My customer is all of a sudden experiencing problems with a HTML scraper job made with Node.js. I have circled in on the cause, and found that it's located in the Request module. That made me write a small test application, which solely gets the HTML of the given URL via the Request module. Like this:
var request = require('request');
request('https://www.politi.dk/da/ompolitiet/jobipolitiet/ledige_stillinger/ledigestillinger', function(err, res, body){
if(err){
console.log(err);
} else {
console.log('statusCode:', res.statusCode);
console.log('statusMessage:', res.statusMessage);
}
});
The above example does not work though, as I am getting the following error when running the application:
{ Error: socket hang up
at TLSSocket.onHangUp (_tls_wrap.js:1137:19)
at Object.onceWrapper (events.js:313:30)
at emitNone (events.js:111:20)
at TLSSocket.emit (events.js:208:7)
at endReadableNT (_stream_readable.js:1064:12)
at _combinedTickCallback (internal/process/next_tick.js:138:11)
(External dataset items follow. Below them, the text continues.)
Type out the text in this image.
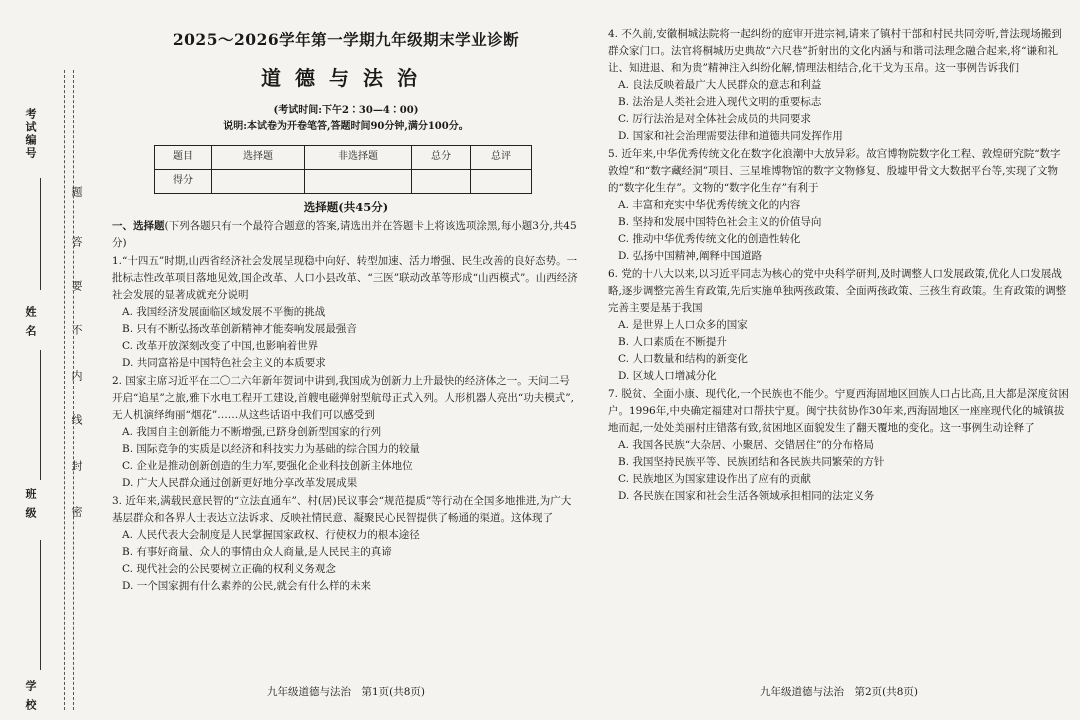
考试编号
姓 名
班 级
学 校
题
答
要
不
内
线
封
密
2025～2026学年第一学期九年级期末学业诊断
道德与法治
(考试时间:下午2∶30—4∶00)
说明:本试卷为开卷笔答,答题时间90分钟,满分100分。
题目	选择题	非选择题	总分	总评
得分				
选择题(共45分)
一、选择题(下列各题只有一个最符合题意的答案,请选出并在答题卡上将该选项涂黑,每小题3分,共45分)
1.“十四五”时期,山西省经济社会发展呈现稳中向好、转型加速、活力增强、民生改善的良好态势。一批标志性改革项目落地见效,国企改革、人口小县改革、“三医”联动改革等形成“山西模式”。山西经济社会发展的显著成就充分说明
A. 我国经济发展面临区域发展不平衡的挑战
B. 只有不断弘扬改革创新精神才能奏响发展最强音
C. 改革开放深刻改变了中国,也影响着世界
D. 共同富裕是中国特色社会主义的本质要求
2. 国家主席习近平在二〇二六年新年贺词中讲到,我国成为创新力上升最快的经济体之一。天问二号开启“追星”之旅,雅下水电工程开工建设,首艘电磁弹射型航母正式入列。人形机器人亮出“功夫模式”,无人机演绎绚丽“烟花”……从这些话语中我们可以感受到
A. 我国自主创新能力不断增强,已跻身创新型国家的行列
B. 国际竞争的实质是以经济和科技实力为基础的综合国力的较量
C. 企业是推动创新创造的生力军,要强化企业科技创新主体地位
D. 广大人民群众通过创新更好地分享改革发展成果
3. 近年来,满载民意民智的“立法直通车”、村(居)民议事会“规范提质”等行动在全国多地推进,为广大基层群众和各界人士表达立法诉求、反映社情民意、凝聚民心民智提供了畅通的渠道。这体现了
A. 人民代表大会制度是人民掌握国家政权、行使权力的根本途径
B. 有事好商量、众人的事情由众人商量,是人民民主的真谛
C. 现代社会的公民要树立正确的权利义务观念
D. 一个国家拥有什么素养的公民,就会有什么样的未来
九年级道德与法治　第1页(共8页)
4. 不久前,安徽桐城法院将一起纠纷的庭审开进宗祠,请来了镇村干部和村民共同旁听,普法现场搬到群众家门口。法官将桐城历史典故“六尺巷”折射出的文化内涵与和谐司法理念融合起来,将“谦和礼让、知进退、和为贵”精神注入纠纷化解,情理法相结合,化干戈为玉帛。这一事例告诉我们
A. 良法反映着最广大人民群众的意志和利益
B. 法治是人类社会进入现代文明的重要标志
C. 厉行法治是对全体社会成员的共同要求
D. 国家和社会治理需要法律和道德共同发挥作用
5. 近年来,中华优秀传统文化在数字化浪潮中大放异彩。故宫博物院数字化工程、敦煌研究院“数字敦煌”和“数字藏经洞”项目、三星堆博物馆的数字文物修复、殷墟甲骨文大数据平台等,实现了文物的“数字化生存”。文物的“数字化生存”有利于
A. 丰富和充实中华优秀传统文化的内容
B. 坚持和发展中国特色社会主义的价值导向
C. 推动中华优秀传统文化的创造性转化
D. 弘扬中国精神,阐释中国道路
6. 党的十八大以来,以习近平同志为核心的党中央科学研判,及时调整人口发展政策,优化人口发展战略,逐步调整完善生育政策,先后实施单独两孩政策、全面两孩政策、三孩生育政策。生育政策的调整完善主要是基于我国
A. 是世界上人口众多的国家
B. 人口素质在不断提升
C. 人口数量和结构的新变化
D. 区域人口增减分化
7. 脱贫、全面小康、现代化,一个民族也不能少。宁夏西海固地区回族人口占比高,且大都是深度贫困户。1996年,中央确定福建对口帮扶宁夏。闽宁扶贫协作30年来,西海固地区一座座现代化的城镇拔地而起,一处处美丽村庄错落有致,贫困地区面貌发生了翻天覆地的变化。这一事例生动诠释了
A. 我国各民族“大杂居、小聚居、交错居住”的分布格局
B. 我国坚持民族平等、民族团结和各民族共同繁荣的方针
C. 民族地区为国家建设作出了应有的贡献
D. 各民族在国家和社会生活各领域承担相同的法定义务
九年级道德与法治　第2页(共8页)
at process._tickCallback (internal/process/next_tick.js:180:9)
code: 'ECONNRESET',
path: null,
host: 'www.politi.dk',
port: 443,
localAddress: undefined }
However if I change the URL to any other URL it works and I get the following:
statusCode: 200
statusMessage: OK
I have tried passing other URL's on the politi.dk domain, which doesn't work either. Therefore I can conclude that there's a problem with this domain, when requesting pages via the Request module. The strange thing is just, that it worked up until recently. What can cause this problem? Can some changes in settings be made to the server of politi.dk, that is causing this now? I find it hard to find anything helpful on Google. I found the nodejs-what-does-socket-hang-up-actually-mean thread here on SO, which is the exact same problem. But the answers doesn't help me much.
Anyone?